Se solo fossi un orso, la recensione
Con tutto un altro tono e altre finalità Se solo fossi un orso prende il cinema sociale, gli leva il documentarismo e scopre che c'è un mondo
La recensione di Se solo fossi un orso, il film presentato a Un Certain Regard di Cannes e in sala dal 14 marzo
Se solo fossi un orso (traduzione stranamente modificata dell’originale If Only I Could Hibernate) racconta esattamente il tipo di storia che si potrebbe trovare nei film dei fratelli, una in cui dei personaggi si trovano in una situazione di indigenza che a cascata crea problemi. Al centro c’è una famiglia di 4 figli, il maggiore dei quali è un prodigio della fisica e la scuola è convinta che possa far bene ai campionati nazionali, purtroppo la morte del padre li ha lasciati senza mezzi di sostentamento e con una madre incapace di lavorare che passa le giornate ubriaca. Sarà proprio il maggiore a cercare di tenere in piedi tutto, rifiutandosi di portare la famiglia in campagna, rimanendo in città con i fratelli per avere un domani migliore ma affrontando un presente difficile e senza soldi.
E anche il mondo di Ulaanbaatar, la capitale della Mongolia, in cui si muovono non è solo periferia disperata e scuole scalcinate, ma anche ospedali pubblici funzionanti, ragazzi poveri che lavorano per comprare belle scarpe, vicini caritatevoli e le yurte (le capanne tradizionali, la casa più economica possibile) sono ambienti colorati e accoglienti. Questo non nega i problemi e non alleggerisce il dramma, ma contestualizza il racconto spostando la concentrazione dalla società (che non è più quindi la principale imputata) ai singoli, la cui determinazione e la cui ricerca della felicità, diventa l’asse portante della narrazione, e un obiettivo difficile ma raggiungibile.

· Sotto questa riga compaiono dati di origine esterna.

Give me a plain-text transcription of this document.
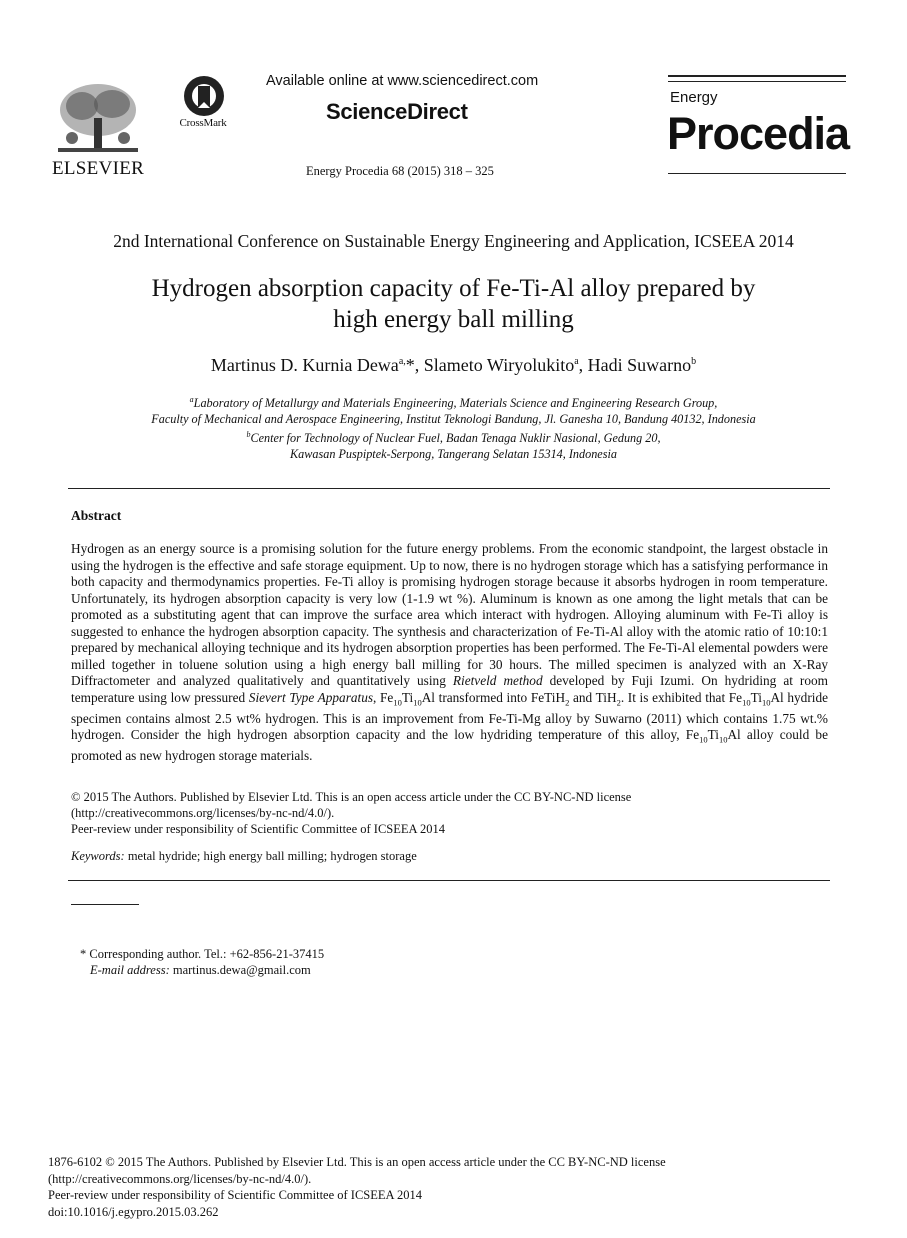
ELSEVIER
CrossMark
Available online at www.sciencedirect.com
ScienceDirect
Energy Procedia 68 (2015) 318 – 325
Energy
Procedia
2nd International Conference on Sustainable Energy Engineering and Application, ICSEEA 2014
Hydrogen absorption capacity of Fe-Ti-Al alloy prepared by
high energy ball milling
Martinus D. Kurnia Dewa$^{a,}$*, Slameto Wiryolukito$^a$, Hadi Suwarno$^b$
$^a$Laboratory of Metallurgy and Materials Engineering, Materials Science and Engineering Research Group,
Faculty of Mechanical and Aerospace Engineering, Institut Teknologi Bandung, Jl. Ganesha 10, Bandung 40132, Indonesia
$^b$Center for Technology of Nuclear Fuel, Badan Tenaga Nuklir Nasional, Gedung 20,
Kawasan Puspiptek-Serpong, Tangerang Selatan 15314, Indonesia
Abstract
Hydrogen as an energy source is a promising solution for the future energy problems. From the economic standpoint, the largest obstacle in using the hydrogen is the effective and safe storage equipment. Up to now, there is no hydrogen storage which has a satisfying performance in both capacity and thermodynamics properties. Fe-Ti alloy is promising hydrogen storage because it absorbs hydrogen in room temperature. Unfortunately, its hydrogen absorption capacity is very low (1-1.9 wt %). Aluminum is known as one among the light metals that can be promoted as a substituting agent that can improve the surface area which interact with hydrogen. Alloying aluminum with Fe-Ti alloy is suggested to enhance the hydrogen absorption capacity. The synthesis and characterization of Fe-Ti-Al alloy with the atomic ratio of 10:10:1 prepared by mechanical alloying technique and its hydrogen absorption properties has been performed. The Fe-Ti-Al elemental powders were milled together in toluene solution using a high energy ball milling for 30 hours. The milled specimen is analyzed with an X-Ray Diffractometer and analyzed qualitatively and quantitatively using Rietveld method developed by Fuji Izumi. On hydriding at room temperature using low pressured Sievert Type Apparatus, $Fe_{10}Ti_{10}Al$ transformed into FeTiH$_2$ and TiH$_2$. It is exhibited that $Fe_{10}Ti_{10}Al$ hydride specimen contains almost 2.5 wt% hydrogen. This is an improvement from Fe-Ti-Mg alloy by Suwarno (2011) which contains 1.75 wt.% hydrogen. Consider the high hydrogen absorption capacity and the low hydriding temperature of this alloy, $Fe_{10}Ti_{10}Al$ alloy could be promoted as new hydrogen storage materials.
© 2015 The Authors. Published by Elsevier Ltd. This is an open access article under the CC BY-NC-ND license
(http://creativecommons.org/licenses/by-nc-nd/4.0/).
Peer-review under responsibility of Scientific Committee of ICSEEA 2014
Keywords: metal hydride; high energy ball milling; hydrogen storage
* Corresponding author. Tel.: +62-856-21-37415
E-mail address: martinus.dewa@gmail.com
1876-6102 © 2015 The Authors. Published by Elsevier Ltd. This is an open access article under the CC BY-NC-ND license
(http://creativecommons.org/licenses/by-nc-nd/4.0/).
Peer-review under responsibility of Scientific Committee of ICSEEA 2014
doi:10.1016/j.egypro.2015.03.262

Questo fa un film con dei risvolti più ideali che reali ma per Zoljargal Puevdash è chiaramente molto più importante quanto il suo protagonista debba maturare e cosa debba capire per riuscire davvero nell’impresa di provare a costruire un futuro migliore, quali possano essere i suoi padri surrogati e cosa abbia da imparare dal mondo intorno a lui, piuttosto che la descrizione di tutto quello che non va (che pure non manca, sia chiaro). Questo cambia completamente il tono e forse il genere del film. Non è più l’osservazione semidocumentaristica di un mondo dalla quale i sentimenti traspirano senza che nessuno li esprima direttamente, ma un’avventura con un obiettivo, la sfida di un ragazzo dotato, intelligente e determinato. Un finale con un sorriso da Gioconda è forse il migliore possibile.